The research found that 82 per cent of IT security professionals worry that their high-ranking executives are still vulnerable to phishing scams.

Despite such concerns only 45 per cent provide cyber security training to all their employees including the executive board, while 20 per cent do not conduct any training and instead tackle the fallout of such cyber attacks when they occur.

Javvad Malik, security advocate at AlienVault, noted that the threat from phishing is more pervasive than it would first seem, given there are many tools to prevent scam emails from being opened or executing rogue code.

"The challenge that lies here is two-fold. Firstly, most phishing scams that target execs are well-crafted and researched. Similar-looking domains are registered and execs are carefully researched. Secondly, many execs have personal assistants who manage their day-to-day operations and who are often more susceptible to social engineering techniques," he said.

"As such, it is important to train all users within an organisation as attackers will always try to strike at the weakest links, who may not even be internal employees. CEO fraud also routinely targets third party suppliers, partners and customers, so awareness should be spread to all associated parties.

"To stay a step ahead, security teams need to monitor third party activity closely and use threat intelligence networks to keep abreast of the latest scams being employed by criminals."

While there are threat intelligence tools in the IT security market that allow IT professionals to get insight into nefarious activity on their networks, phishing still presents companies with an expensive threat.
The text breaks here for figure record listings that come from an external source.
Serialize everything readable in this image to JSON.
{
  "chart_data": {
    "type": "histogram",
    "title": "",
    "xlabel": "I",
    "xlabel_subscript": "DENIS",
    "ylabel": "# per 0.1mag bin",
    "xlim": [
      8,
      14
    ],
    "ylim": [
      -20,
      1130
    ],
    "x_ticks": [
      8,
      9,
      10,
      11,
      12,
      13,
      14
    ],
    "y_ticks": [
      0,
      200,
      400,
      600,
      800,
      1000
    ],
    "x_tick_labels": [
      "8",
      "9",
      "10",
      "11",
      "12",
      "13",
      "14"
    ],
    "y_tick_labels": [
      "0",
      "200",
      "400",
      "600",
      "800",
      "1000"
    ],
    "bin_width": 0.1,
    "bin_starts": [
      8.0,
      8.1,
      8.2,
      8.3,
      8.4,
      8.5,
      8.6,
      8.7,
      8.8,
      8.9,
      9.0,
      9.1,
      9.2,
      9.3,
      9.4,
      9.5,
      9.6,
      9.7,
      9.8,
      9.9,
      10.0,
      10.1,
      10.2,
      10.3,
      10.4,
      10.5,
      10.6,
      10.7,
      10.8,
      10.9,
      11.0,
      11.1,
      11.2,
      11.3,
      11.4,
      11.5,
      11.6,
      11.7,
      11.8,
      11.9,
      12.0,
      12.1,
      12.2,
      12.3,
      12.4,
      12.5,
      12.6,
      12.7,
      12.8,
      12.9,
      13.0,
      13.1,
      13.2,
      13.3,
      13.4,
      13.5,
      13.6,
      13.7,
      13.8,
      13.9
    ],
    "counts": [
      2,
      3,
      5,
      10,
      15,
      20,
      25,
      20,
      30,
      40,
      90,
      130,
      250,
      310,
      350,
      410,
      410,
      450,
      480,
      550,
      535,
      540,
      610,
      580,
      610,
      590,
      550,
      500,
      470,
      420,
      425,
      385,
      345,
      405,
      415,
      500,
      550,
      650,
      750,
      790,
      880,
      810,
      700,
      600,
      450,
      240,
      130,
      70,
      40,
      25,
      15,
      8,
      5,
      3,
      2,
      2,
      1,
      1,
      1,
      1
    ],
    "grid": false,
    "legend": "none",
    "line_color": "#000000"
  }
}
According to the FBI there was a 270 per cent increase in CEOs becoming victims of fraud since the beginning of 2016. Such fraud has cost US organisation over $2.3bn over the past three years, while each attack is estimated to cost companies between $25,000 to $75,000.
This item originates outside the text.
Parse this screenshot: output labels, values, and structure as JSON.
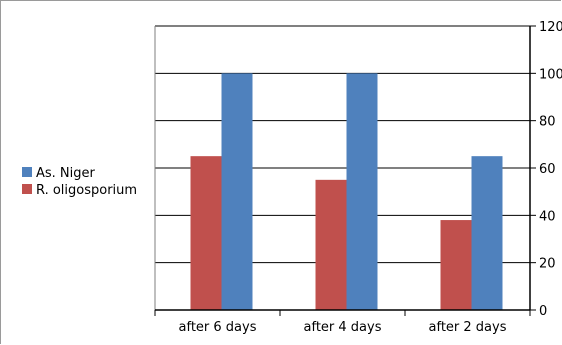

AlienVault's research also found that 45 per cent of IT professionals thought it was likely their organisation would pay the ransom demands if their network was infected by ransomware, often trigged after a successful phishing attack.

"It's worrying to see how many people would consider paying up if they were infected with ransomware. Negotiating with criminals is a dangerous game that offers no guarantees, and cooperating in this way just encourages more attacks," said Malik.